I hope you 2 have a very happy anniversary!

Unknown said...

-Me, thanks for the comment. We had a great day!

Anonymous said...

Happy belated anniversary, God bless your marriage and love for one another...It bears all things,believes all things, hopes all things, ENDURES ALL things...
thank you for another great post.
God bless!!

Sunny said...

My fiancée has MS too and inspired with your story we are looking forward for a great married life,
as best as yours, Also we hope that we would able to come up from or manage all the odds of life by staying there together for each other..!!

Wish you both a happy anniversary!

Bob said...

My wife and I have been married for 26 years. So congratulations on 15 years together in marriage, and I pray that there will be many more!!

Though the MS is a challenge at times, we (Sue and I) know that there is no greater love then that of Jesus. I know Sue is going to have to battle MS for the rest of her life. I look forwards to those times when the MS isn't around those days we can enjoy our time together.

Peace and Grace
Bob

Anonymous said...

Just now went through your Blog.
I'm also a MS patient. Just a year old in my marriage.
Trying to learn and teach my wife about MS.
Yous Blog gave me a positive feel... Thanks.
And wish you body a happy time ahead.

-Vinit

Lee @ sjogrens blog said...

Wow! 50 years is amazing and you are a kind and loving husband

Kim@stuffcould.... said...

Yes it is interesting life with MS? Challenges!
kim

Tara Hoppie said...

Thanks for writing this blog. I just found it today, and reading it helps me not feel so alone in this. You are an amazing husband, and it sounds like you have an equally amazing wife. Thanks again.
-Tara

Unknown said...

in my opinion love is the most important feeling that we have to cross the life's obstacles.i wish u all the best,the love

Have Myelin? said...

Happy Anniversary! =)

Anonymous said...

Wishing you both all the very best in life as a married couple:) and to your daughter.

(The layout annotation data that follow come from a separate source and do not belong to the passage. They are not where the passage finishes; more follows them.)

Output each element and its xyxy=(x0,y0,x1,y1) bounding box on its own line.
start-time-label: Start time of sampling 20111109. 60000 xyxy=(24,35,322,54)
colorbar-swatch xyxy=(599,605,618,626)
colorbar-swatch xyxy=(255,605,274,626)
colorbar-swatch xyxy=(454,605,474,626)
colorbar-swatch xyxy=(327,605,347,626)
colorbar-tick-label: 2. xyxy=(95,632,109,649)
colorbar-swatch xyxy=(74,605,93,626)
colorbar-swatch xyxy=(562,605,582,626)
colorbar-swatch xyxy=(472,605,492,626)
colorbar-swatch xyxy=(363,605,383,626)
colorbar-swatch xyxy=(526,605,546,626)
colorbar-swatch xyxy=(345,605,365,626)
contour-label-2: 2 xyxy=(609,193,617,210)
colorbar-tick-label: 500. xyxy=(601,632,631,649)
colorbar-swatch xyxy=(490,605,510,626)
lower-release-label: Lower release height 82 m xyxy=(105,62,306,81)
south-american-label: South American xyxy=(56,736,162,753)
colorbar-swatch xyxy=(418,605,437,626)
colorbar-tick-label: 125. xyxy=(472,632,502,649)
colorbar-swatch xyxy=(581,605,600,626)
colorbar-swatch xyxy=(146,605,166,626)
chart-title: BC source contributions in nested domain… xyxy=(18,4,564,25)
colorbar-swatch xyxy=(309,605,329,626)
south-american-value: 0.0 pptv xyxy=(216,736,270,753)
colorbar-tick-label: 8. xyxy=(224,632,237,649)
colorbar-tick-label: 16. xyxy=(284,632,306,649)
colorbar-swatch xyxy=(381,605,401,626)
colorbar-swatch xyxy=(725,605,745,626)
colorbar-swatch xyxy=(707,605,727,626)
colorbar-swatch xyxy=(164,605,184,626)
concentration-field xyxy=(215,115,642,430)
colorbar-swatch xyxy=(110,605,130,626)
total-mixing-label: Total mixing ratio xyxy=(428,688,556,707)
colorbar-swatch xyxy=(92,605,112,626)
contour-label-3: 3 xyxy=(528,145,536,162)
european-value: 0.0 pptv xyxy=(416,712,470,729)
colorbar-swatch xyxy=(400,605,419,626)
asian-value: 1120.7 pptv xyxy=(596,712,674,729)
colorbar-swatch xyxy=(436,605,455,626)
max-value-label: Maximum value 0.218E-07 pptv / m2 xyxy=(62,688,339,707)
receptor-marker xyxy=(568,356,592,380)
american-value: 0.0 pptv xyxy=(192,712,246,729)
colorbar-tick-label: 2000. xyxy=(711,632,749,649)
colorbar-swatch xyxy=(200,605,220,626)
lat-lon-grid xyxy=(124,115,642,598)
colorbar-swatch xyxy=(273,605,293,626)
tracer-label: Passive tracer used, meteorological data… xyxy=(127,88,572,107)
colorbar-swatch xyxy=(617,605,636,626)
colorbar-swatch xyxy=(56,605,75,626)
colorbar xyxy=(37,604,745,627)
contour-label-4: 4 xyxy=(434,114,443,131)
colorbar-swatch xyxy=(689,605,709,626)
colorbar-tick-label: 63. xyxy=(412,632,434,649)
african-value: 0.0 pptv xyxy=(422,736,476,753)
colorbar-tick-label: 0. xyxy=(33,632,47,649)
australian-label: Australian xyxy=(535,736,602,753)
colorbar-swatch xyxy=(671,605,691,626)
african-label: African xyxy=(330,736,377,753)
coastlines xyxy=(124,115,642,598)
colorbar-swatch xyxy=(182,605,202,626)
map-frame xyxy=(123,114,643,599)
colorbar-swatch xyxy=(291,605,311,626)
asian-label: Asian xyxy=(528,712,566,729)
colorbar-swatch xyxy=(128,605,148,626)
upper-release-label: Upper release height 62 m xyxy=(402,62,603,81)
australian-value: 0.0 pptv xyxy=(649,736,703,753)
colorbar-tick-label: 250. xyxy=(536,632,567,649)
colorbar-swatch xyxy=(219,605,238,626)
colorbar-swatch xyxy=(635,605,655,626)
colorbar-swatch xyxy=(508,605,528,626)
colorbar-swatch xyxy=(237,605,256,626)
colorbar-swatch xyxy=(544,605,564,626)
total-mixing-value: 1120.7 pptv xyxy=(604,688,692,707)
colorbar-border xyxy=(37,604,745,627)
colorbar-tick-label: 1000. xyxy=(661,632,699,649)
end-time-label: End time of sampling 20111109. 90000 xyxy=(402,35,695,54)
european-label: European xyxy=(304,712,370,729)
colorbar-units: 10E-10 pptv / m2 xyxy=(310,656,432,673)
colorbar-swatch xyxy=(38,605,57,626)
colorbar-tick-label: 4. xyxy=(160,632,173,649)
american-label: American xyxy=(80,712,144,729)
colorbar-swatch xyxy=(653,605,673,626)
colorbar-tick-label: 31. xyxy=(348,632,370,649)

Your blogs are very helpful &I'd like to thank you, I found this site fr browsing through Dr. Swank's page, & I just started reading your fr 2007... I found answers to my own MS questions, I have MS.

Unknown said...

Your blog is such a blessing. I just found it yesterday. I am newly diagnosed with MS (Sept 2010) and it is a relief to see what is happening in someone elses life vs. journals, etc. Thanks for being open to sharing this part of your lives. I love your wife, even though I do not know her and will pray for your family!!

kmacmuth said...

I have been hunting for online assistance. I have MS and one of my symptoms is not remembering what has been said to me. I get so tired of having my husband say, "What did I just say?" when I am asking him something. If I don't remember he says I use my MS as an excuse. Help!

kmacmuth

Unknown said...

Hey kmacmuth, my wife also has memory issues as you know from the blog. There are many times she has to ask and one of the things we have found to help is just rest. When she is stressed and not rested, the problem is worse, and after she takes time to rest she seems to do better. We have not found anything else that really helps, so is anyone else out there finding something else that help?